A Word On Kindness
When the holiday season comes around, I see so many commercials about the importance of practicing kindness during the holiday season. And every year, I am saddened by the fact that showing people buying each other cars or diamond earrings is a sign of kindness and Christmas spirit.
Why do we only place importance on being kind during the holiday season? Corporate america paints kindness as gift giving, buying more and more just to gain profit. Kindness is more than that. Kindness is sharing a laugh with someone who has struggled, hugging a stranger, and so much more. During the holidays, kindness is inviting your single friend without family to your christmas gathering, or donating your time to the shelters or soup kitchens. It is not buying, it is thoughtfulness.
I recently saw a cashier at Publix who was working together with a special needs teenager who recently got his job as a grocery bagger (kudos to you, Publix, for putting your money where your mouth is and actually employing special needs workers). The cashier was so short and rude and annoyed with the bagger, that I could not focus on anything she was saying. He was clearly struggling with her speed of ringing up supplies, but instead of taking a deep breath and aligning with him (we all get annoyed, I get it), she just barked out orders. I was sure to be friendly considerate and patient with the gentleman, and I could see that he was relieved that I didn't match the cashier's attitude.

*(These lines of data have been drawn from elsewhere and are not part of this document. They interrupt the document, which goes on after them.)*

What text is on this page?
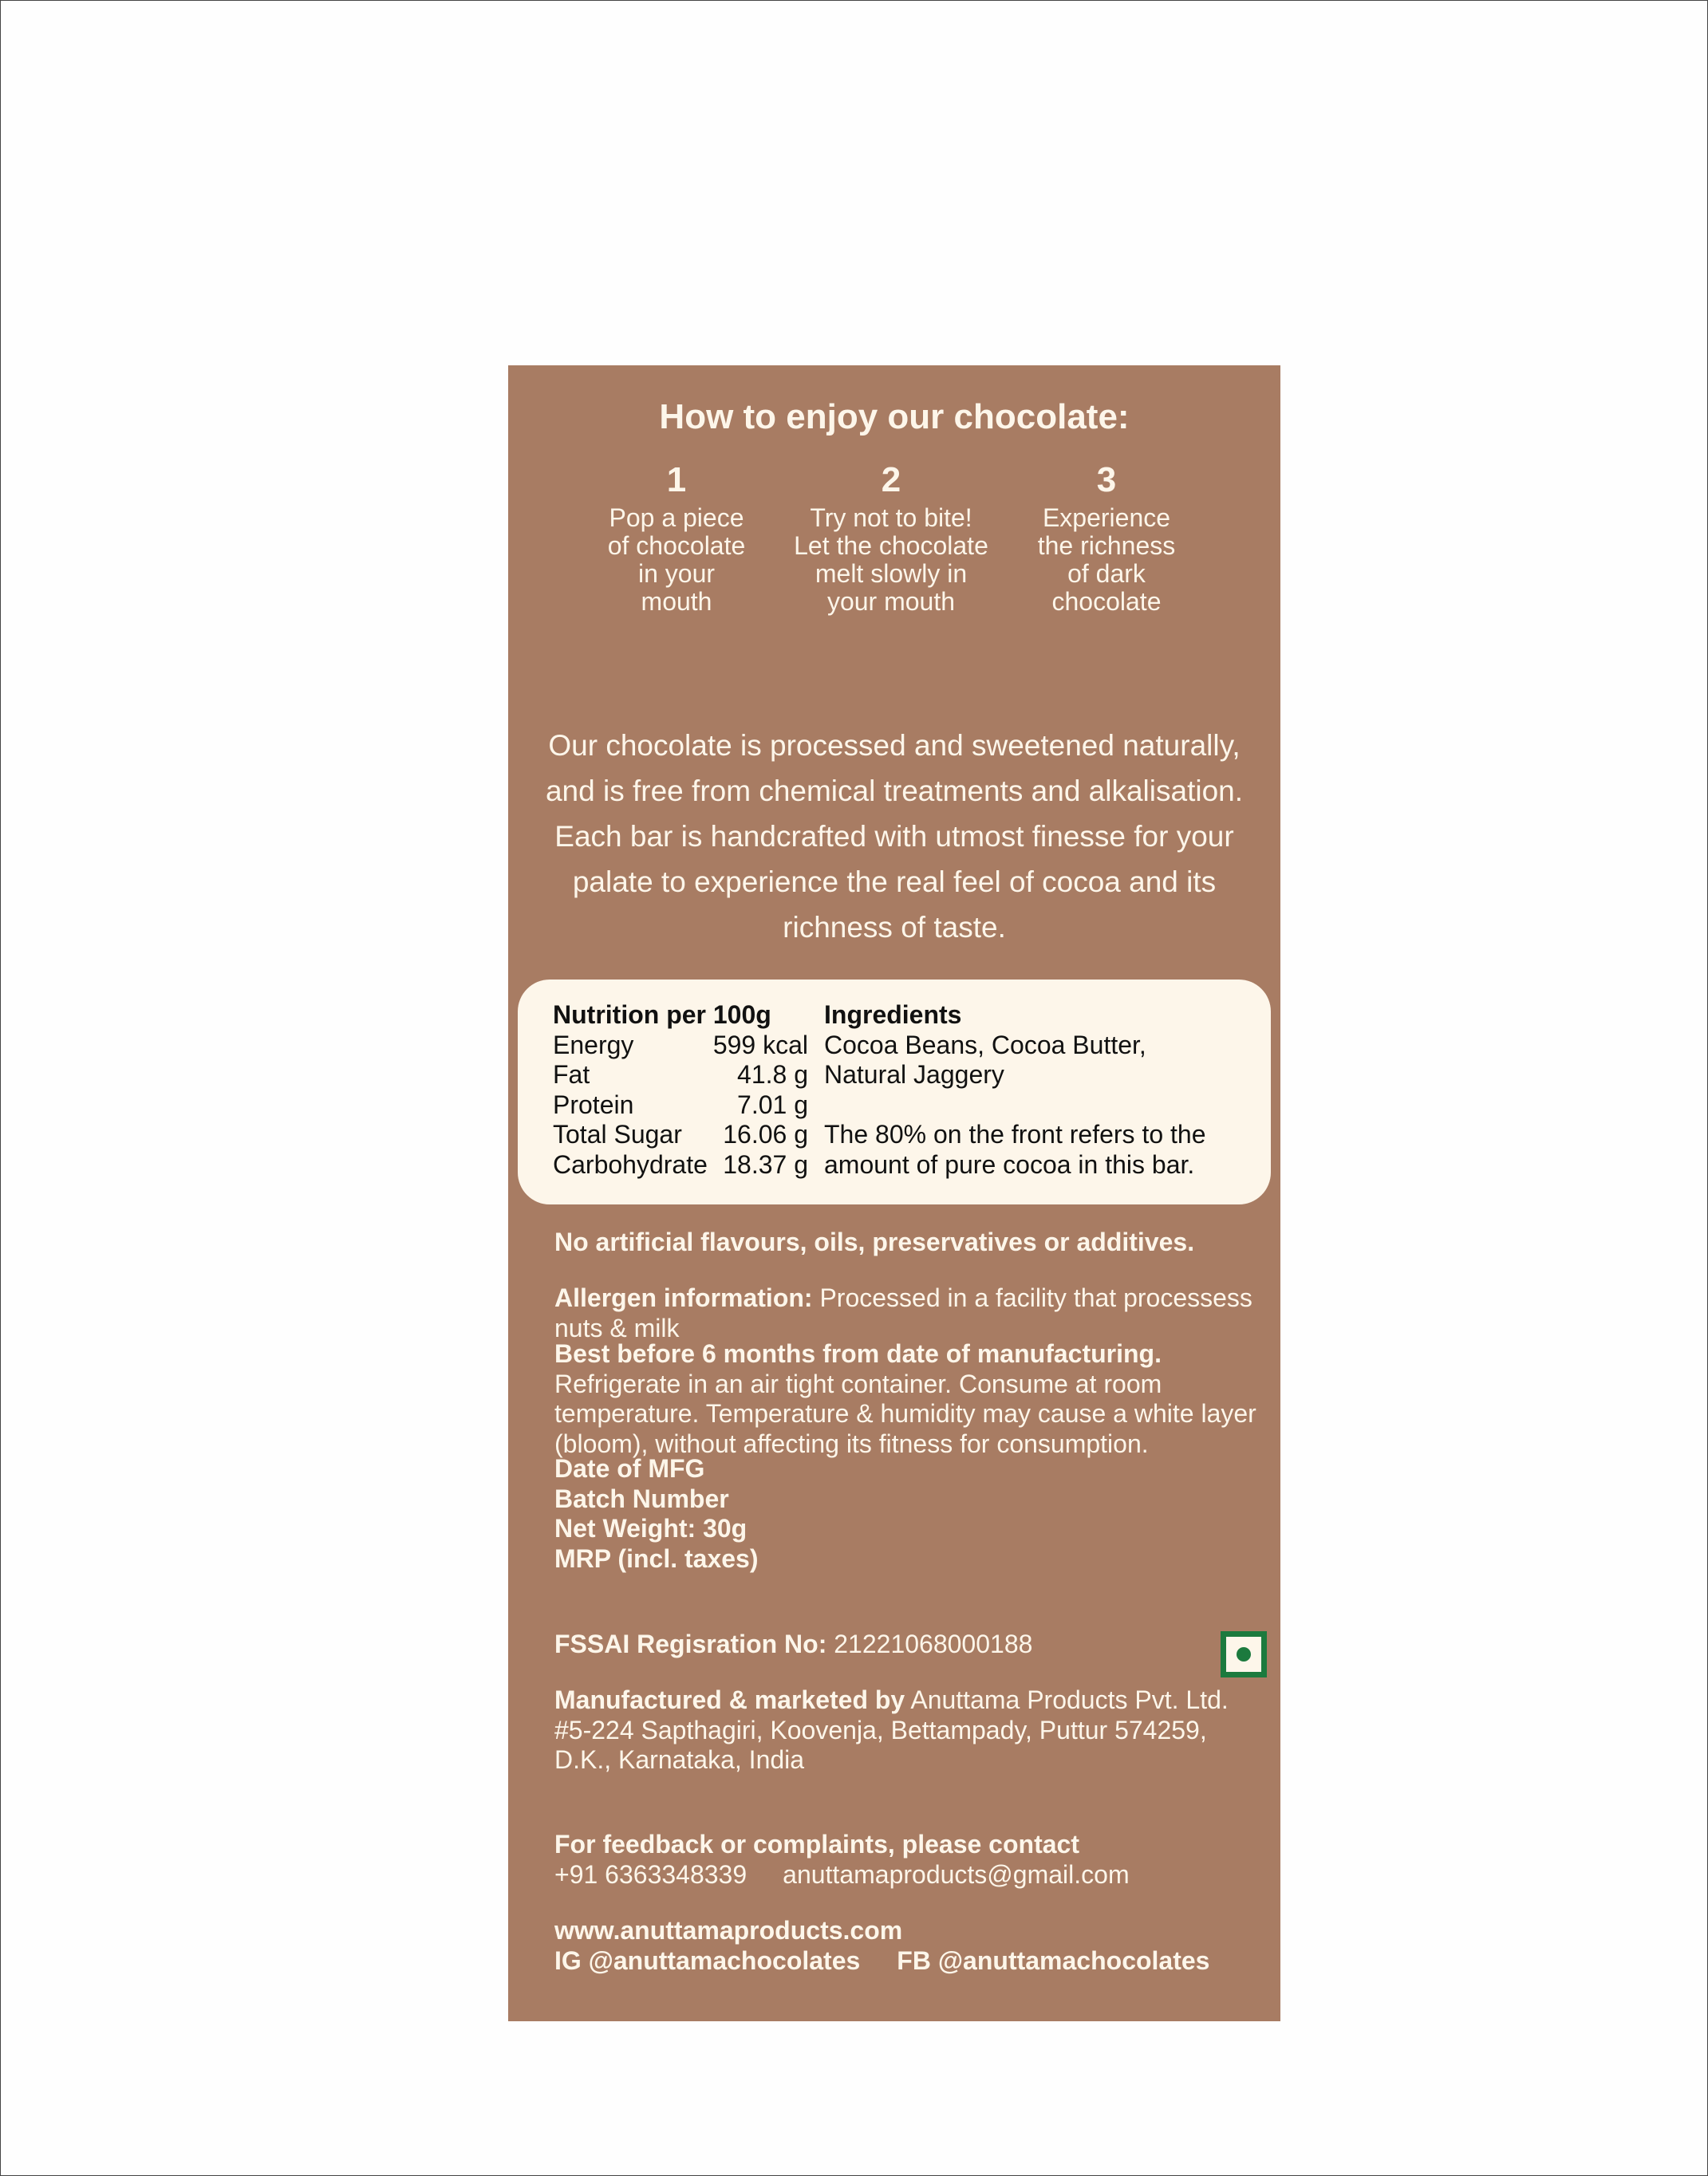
How to enjoy our chocolate:
1
Pop a piece
of chocolate
in your
mouth
2
Try not to bite!
Let the chocolate
melt slowly in
your mouth
3
Experience
the richness
of dark
chocolate
Our chocolate is processed and sweetened naturally, and is free from chemical treatments and alkalisation. Each bar is handcrafted with utmost finesse for your palate to experience the real feel of cocoa and its richness of taste.
Nutrition per 100g
Energy	599 kcal
Fat	41.8 g
Protein	7.01 g
Total Sugar 16.06 g
Carbohydrate 18.37 g
Ingredients
Cocoa Beans, Cocoa Butter,
Natural Jaggery
The 80% on the front refers to the
amount of pure cocoa in this bar.
No artificial flavours, oils, preservatives or additives.
Allergen information: Processed in a facility that processess nuts & milk
Best before 6 months from date of manufacturing.
Refrigerate in an air tight container. Consume at room temperature. Temperature & humidity may cause a white layer (bloom), without affecting its fitness for consumption.
Date of MFG
Batch Number
Net Weight: 30g
MRP (incl. taxes)
FSSAI Regisration No: 21221068000188
Manufactured & marketed by Anuttama Products Pvt. Ltd.
#5-224 Sapthagiri, Koovenja, Bettampady, Puttur 574259,
D.K., Karnataka, India
For feedback or complaints, please contact
+91 6363348339 anuttamaproducts@gmail.com
www.anuttamaproducts.com
IG @anuttamachocolates FB @anuttamachocolates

On my way home, I couldn't get the way she treated him out of my head. Why do we make excuses to be rude to other people when they have been nothing but kind to us? I work in customer service and I have heard countless customers yell at my coworkers, followed by "I'm sorry, I've just had a rough day." How is that an excuse to be rude to another human being? Don't let your busy and stressful days let you treat another human being like they are below you. Reflect on a time when someone was rude to you for absolutely no reason. Most people, when faced with an unpleasant situation, either lash back out or fall into a puddle of sadness. I know that I am guilty of this, and I let a random person ruin my whole day. I have been harassed by people I do not even know online, I have had coworkers point out my pimples or tell me I don't look good. So, knowing that you can affect another human being like this, why choose to push out negative energy? Don't tell people to be less sensitive, don't tell them just to get over it. It is your words and actions that affect people, and taking responsibility is the most important step.
You should not just practice kindness when it is the holidays, or when it is convenient for you. Help a neighbor in January. Cook a meal for a friend in February. Volunteer in the middle of July. Being a nice human shouldn't come with conditions attached, it should be a way of life.
Practice kindness no matter where you go. Everyone is fighting their own battles.